October 8, 2010
On Thursday, U.S. senators from Wyoming, Idaho and Utah announced a bill they say will nip further gray wolf Endangered Species Act (ESA) protections in the bud, thus relinquishing the disputed canine's management to states. However, passing the bill may be a Herculean task.
Sens. Mike Enzi and John Barrasso (Wyo.), Mike Crapo and James Risch (Idaho) and Orrin Hatch (Utah) introduced the bill, "Returning Wolf Management to the States Act (S. 3919)." The bill applies to all gray wolves in the lower 48 states and would prevent lawsuits from putting gray wolves back on the endangered species list.

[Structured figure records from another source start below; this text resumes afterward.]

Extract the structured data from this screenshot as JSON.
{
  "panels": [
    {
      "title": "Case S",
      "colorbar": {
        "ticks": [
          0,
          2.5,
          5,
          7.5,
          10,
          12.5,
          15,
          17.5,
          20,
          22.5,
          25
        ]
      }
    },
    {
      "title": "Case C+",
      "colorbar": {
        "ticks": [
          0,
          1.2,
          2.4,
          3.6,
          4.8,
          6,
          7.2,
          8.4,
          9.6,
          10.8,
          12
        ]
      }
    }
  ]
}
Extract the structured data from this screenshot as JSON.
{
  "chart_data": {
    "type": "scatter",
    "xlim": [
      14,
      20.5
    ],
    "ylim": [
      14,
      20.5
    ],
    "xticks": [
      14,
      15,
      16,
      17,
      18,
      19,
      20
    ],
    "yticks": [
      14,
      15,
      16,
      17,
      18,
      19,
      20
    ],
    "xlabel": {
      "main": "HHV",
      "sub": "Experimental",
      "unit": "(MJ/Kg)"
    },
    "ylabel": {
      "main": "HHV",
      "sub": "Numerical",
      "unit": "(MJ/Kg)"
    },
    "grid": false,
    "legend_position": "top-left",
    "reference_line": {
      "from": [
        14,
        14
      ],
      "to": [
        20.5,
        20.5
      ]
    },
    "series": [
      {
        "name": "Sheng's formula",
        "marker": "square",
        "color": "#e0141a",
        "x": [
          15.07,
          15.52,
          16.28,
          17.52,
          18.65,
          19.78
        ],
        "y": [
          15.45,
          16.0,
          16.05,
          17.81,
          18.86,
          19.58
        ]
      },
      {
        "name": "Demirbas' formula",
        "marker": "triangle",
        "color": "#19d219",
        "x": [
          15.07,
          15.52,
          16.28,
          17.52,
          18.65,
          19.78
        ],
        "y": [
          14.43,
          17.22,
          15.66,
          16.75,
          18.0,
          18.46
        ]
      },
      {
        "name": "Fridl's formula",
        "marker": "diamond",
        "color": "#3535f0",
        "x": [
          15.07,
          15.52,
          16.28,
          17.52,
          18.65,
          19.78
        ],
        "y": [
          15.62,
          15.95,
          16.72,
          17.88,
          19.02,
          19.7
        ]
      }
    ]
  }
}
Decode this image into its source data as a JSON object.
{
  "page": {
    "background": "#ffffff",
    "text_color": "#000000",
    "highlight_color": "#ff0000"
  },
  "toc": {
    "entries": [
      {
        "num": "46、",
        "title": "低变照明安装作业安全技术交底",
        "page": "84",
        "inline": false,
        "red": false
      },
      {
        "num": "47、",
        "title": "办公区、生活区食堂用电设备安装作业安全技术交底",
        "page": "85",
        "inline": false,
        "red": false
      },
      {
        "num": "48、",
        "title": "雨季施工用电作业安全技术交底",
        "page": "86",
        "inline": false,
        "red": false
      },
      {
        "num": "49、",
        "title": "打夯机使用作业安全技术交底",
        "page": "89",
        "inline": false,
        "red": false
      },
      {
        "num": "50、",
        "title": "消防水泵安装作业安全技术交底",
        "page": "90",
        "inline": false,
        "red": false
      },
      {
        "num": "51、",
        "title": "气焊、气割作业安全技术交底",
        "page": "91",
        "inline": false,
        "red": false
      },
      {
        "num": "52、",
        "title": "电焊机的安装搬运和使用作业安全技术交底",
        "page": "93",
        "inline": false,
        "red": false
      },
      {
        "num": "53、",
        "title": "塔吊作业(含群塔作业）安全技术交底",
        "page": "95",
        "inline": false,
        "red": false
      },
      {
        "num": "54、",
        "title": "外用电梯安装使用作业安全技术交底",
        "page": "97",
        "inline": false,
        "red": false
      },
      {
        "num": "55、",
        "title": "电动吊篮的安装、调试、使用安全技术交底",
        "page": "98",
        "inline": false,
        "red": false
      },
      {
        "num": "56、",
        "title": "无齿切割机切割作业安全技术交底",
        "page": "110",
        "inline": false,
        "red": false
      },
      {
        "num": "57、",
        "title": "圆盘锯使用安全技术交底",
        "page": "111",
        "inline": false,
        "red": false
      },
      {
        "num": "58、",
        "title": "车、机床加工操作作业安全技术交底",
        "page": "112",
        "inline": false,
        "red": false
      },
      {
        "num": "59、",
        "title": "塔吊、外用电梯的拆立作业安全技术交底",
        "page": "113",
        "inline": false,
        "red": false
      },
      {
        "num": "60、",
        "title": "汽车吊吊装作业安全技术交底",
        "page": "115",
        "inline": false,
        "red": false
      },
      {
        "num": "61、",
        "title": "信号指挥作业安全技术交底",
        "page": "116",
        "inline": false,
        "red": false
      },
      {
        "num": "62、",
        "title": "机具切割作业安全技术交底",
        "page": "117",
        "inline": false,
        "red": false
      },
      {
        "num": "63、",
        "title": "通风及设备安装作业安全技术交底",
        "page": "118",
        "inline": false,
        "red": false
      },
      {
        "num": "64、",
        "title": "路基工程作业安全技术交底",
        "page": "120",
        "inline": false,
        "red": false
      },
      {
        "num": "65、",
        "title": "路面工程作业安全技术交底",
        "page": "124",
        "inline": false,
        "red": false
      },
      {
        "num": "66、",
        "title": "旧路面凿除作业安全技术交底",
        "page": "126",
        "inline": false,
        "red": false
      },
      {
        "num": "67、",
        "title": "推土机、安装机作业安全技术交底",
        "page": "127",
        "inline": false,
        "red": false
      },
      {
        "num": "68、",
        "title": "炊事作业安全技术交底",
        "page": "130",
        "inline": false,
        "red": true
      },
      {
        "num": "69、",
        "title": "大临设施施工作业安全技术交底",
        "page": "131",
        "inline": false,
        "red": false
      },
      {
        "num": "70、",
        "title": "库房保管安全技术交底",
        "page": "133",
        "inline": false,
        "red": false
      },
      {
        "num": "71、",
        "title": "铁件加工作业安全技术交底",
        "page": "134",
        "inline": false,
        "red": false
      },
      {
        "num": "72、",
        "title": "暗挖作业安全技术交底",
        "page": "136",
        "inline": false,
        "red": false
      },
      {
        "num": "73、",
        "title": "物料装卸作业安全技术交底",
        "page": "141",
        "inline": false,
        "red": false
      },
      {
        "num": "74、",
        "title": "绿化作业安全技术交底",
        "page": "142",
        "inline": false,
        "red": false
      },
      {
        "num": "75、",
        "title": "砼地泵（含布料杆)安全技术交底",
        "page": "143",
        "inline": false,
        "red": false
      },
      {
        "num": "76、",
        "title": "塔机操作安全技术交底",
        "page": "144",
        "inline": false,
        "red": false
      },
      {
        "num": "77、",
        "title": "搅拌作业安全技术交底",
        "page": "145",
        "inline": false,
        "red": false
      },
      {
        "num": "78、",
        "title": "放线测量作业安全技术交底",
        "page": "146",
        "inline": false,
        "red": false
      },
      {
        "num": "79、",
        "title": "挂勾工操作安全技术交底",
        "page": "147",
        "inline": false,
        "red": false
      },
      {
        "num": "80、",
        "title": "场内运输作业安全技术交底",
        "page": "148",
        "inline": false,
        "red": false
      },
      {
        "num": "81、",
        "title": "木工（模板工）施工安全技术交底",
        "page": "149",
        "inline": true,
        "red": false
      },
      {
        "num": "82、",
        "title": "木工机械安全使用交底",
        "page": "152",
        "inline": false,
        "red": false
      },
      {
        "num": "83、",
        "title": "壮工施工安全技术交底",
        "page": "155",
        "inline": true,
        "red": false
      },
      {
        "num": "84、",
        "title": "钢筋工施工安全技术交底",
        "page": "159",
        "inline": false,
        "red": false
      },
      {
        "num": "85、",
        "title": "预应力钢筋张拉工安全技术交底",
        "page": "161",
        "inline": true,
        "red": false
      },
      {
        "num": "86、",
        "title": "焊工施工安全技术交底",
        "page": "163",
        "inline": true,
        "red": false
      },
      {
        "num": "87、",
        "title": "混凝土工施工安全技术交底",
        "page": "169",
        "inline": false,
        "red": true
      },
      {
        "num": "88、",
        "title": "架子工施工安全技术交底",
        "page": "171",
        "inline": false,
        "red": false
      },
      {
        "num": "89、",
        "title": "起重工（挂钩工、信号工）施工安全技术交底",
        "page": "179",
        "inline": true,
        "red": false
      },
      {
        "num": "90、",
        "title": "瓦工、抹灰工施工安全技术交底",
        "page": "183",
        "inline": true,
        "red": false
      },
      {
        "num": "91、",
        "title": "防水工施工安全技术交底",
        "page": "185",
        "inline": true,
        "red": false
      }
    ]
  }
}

Once an animal is removed from the endangered species list by an act of Congress, it precludes further litigation. If the bill passes, in order to challenge the bill in court, litigators would have to prove the bill is unconstitutional.
However, lawmakers are split along party lines over which states should be allowed to hunt wolves. A measure introduced by Sens. Max Baucus and Jon Tester (Mont.) would leave wolves endangered in Wyoming, which has a shoot-on-sight law for wolves across most of the state.
"Recovery numbers and science show that wolves no longer need to be on the endangered species list, but frivolous lawsuits and broken federal promises keep them listed," said Enzi.
"Wyoming has met our recovery goals and honored our commitments to recover the wolf," Barrasso said. "It's time for Washington to now hold up their end of the bargain and delist the wolf."
U.S. Rep. Denny Rehberg (Mont.) has also drafted, but yet not introduced, a bill for the House that would amend the ESA to lift federal protections for wolves in Montana and Idaho.